キヤノンレンズhttp://cweb.canon.jp/ef/lineup/ef_s/ef_s10_22_f35_45/index.html の場合、周波数30本×対角長26mm=780本です。
一方、GX100のレンズの場合、周波数150本×対角長9.2mm=1380本で測定されている訳です。
この様にしてグラフを比較するとレンズ性能の比較が出来ると思われます。
GX100の青線と赤線の間=100本換算で考えると100×9.2=920本で、キヤノンレンズ30本の780本と比較出来ると思います。
これでも、GX100の方が、高周波数での測定になってしまいますが、周辺の数値を比較すると、キヤノンが15%で、GX100が35%くらいなので中心部は、キヤノンがまさっておりますが、周辺部では、GX100の方がまさっております。
低周波数での比較として、キヤノンの10本の線のグラフでは、対角260本に対して、GX100の赤ラインは、対角460本で測定されています。しかし周辺部は、キヤノン50%を切っていますが、GX100は、57%くらい有ります。

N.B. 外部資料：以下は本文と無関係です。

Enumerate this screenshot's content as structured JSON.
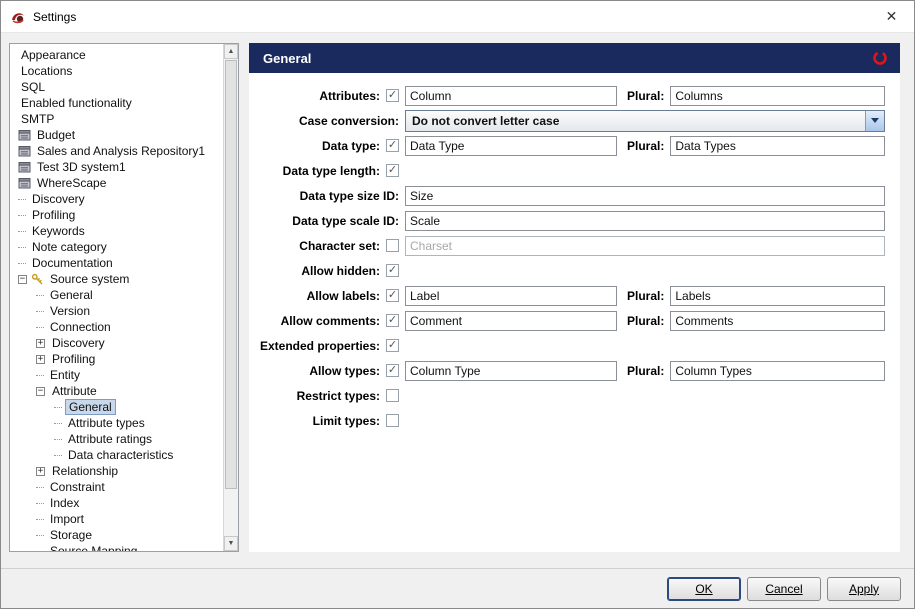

四隅まで、きちんと解像した画像をGX100では得ることが出来そうです。IXYのいくつかの機種では、四隅が完全に流れていて使えないなと思う物も有りました。もちろんそんな機種は、どう頑張っても私は買いませんが。
1000万画素の機種(GX100を含む)は、横ピクセル数が、3648で、どう頑張っても縦線で1824本の線を描く事が最高です。恐らく、見れる画像には成らないでしょう。どの道ローパスフィルターのせいで、そこまで解像した画像を得ることは出来ませんが。
ちなみに、フォーサーズシステムのレンズは、対角約21mmです。測定されている周波数は、CCDが小さい分20本で対角420本で測定されています。高周波数では、60本で対角1260本となります。
MTF曲線のグラフを色々眺めて、どのレンズが優秀か色々検討して今後の一眼レフの本体をどれにするか思案中です。
*istDもS2ProもCCDのドット欠けが生じたりゴミ付着が起きたりして居て、使う気にならなくなっています。オリンパスは、完璧とも言えるゴミ処理、CCDのドット欠け対策もされて居るので、心は、フォーサーズのE-510に傾いてます。
手持ちのレンズや本体を全部売り払って、E-510。そんな気持ちが沸いて来てる今日この頃です。